Abstract

The Pearl River Mouth Basin (PRMB), the largest basin in the northern continental margin of the South China Sea (SCS), has been one of the key areas to characterize geothermal field and thermal evolution of a passive continental margin. The thermal history of the Pearl River Mouth Basin is related to the seafloor spreading of the SCS in the late Early Oligocene. Heat flow measurements show that the PRMB is characterized by a high background heat flow with average heat flow of 71.8 ± 13.6 mW/m2. The present-day heat flow of the northern SCS increases from the northern shelf with the thick crust to the southern slope with the thinned crust. This study employs forward and inverse modeling to simulate the rift and post-rift processes exampled by four wells at different structural settings. Two thermal evolution models of the PRMB are established for continental shelf and continental slope.
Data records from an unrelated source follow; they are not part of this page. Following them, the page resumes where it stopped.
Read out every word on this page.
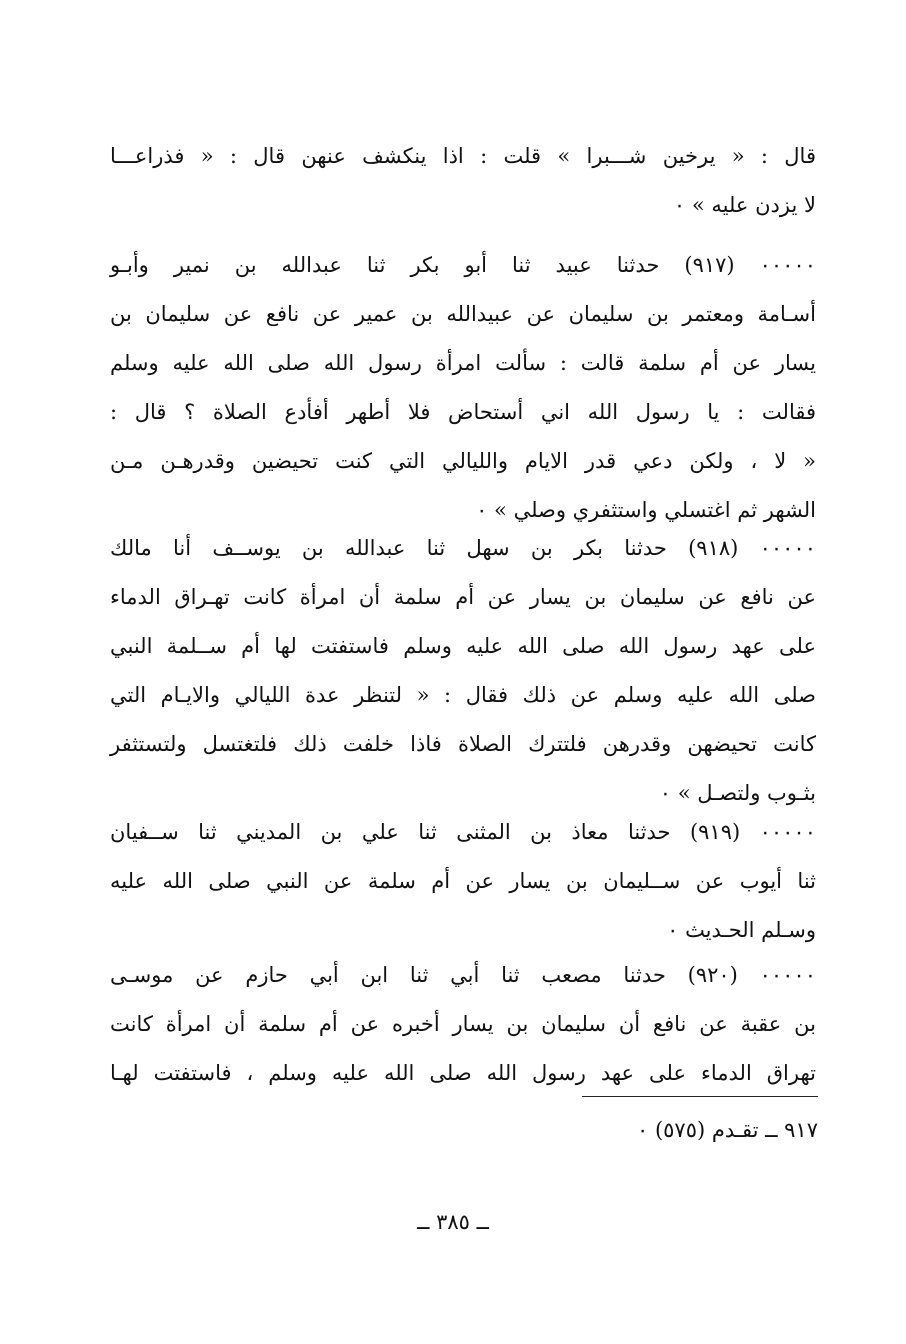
قال : « يرخين شـــبرا » قلت : اذا ينكشف عنهن قال : « فذراعـــا

لا يزدن عليه » ٠

٠٠٠٠٠ (٩١٧) حدثنا عبيد ثنا أبو بكر ثنا عبدالله بن نمير وأبـو

أسـامة ومعتمر بن سليمان عن عبيدالله بن عمير عن نافع عن سليمان بن

يسار عن أم سلمة قالت : سألت امرأة رسول الله صلى الله عليه وسلم

فقالت : يا رسول الله اني أستحاض فلا أطهر أفأدع الصلاة ؟ قال :

« لا ، ولكن دعي قدر الايام والليالي التي كنت تحيضين وقدرهـن مـن

الشهر ثم اغتسلي واستثفري وصلي » ٠

٠٠٠٠٠ (٩١٨) حدثنا بكر بن سهل ثنا عبدالله بن يوســف أنا مالك

عن نافع عن سليمان بن يسار عن أم سلمة أن امرأة كانت تهـراق الدماء

على عهد رسول الله صلى الله عليه وسلم فاستفتت لها أم ســلمة النبي

صلى الله عليه وسلم عن ذلك فقال : « لتنظر عدة الليالي والايـام التي

كانت تحيضهن وقدرهن فلتترك الصلاة فاذا خلفت ذلك فلتغتسل ولتستثفر

بثـوب ولتصـل » ٠

٠٠٠٠٠ (٩١٩) حدثنا معاذ بن المثنى ثنا علي بن المديني ثنا ســفيان

ثنا أيوب عن ســليمان بن يسار عن أم سلمة عن النبي صلى الله عليه

وسـلم الحـديث ٠

٠٠٠٠٠ (٩٢٠) حدثنا مصعب ثنا أبي ثنا ابن أبي حازم عن موسـى

بن عقبة عن نافع أن سليمان بن يسار أخبره عن أم سلمة أن امرأة كانت

تهراق الدماء على عهد رسول الله صلى الله عليه وسلم ، فاستفتت لهـا

٩١٧ ــ تقـدم (٥٧٥) ٠

ــ ٣٨٥ ــ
In the continental shelf, heat flow increased rapidly twice during the syn-rift stage, and then followed by continuous thermal subsidence with heat flow value decreased during the post-rift stage. While the heat flow in the slope continuously increased due to lithospheric thinning, mantle upwelling and resulting multi-episode seafloor spreading in SCS during the Neogene post-rift stage, which is different from the previously proposed decreasing heat model for the slope during the post-rift. Heat flow gradually reduced after the cessation of the sea floor spreading (10 Ma). The local multi-staged magmatic activities mainly contribute to the high level of maturity in the Liwan Sag located in the lower slope.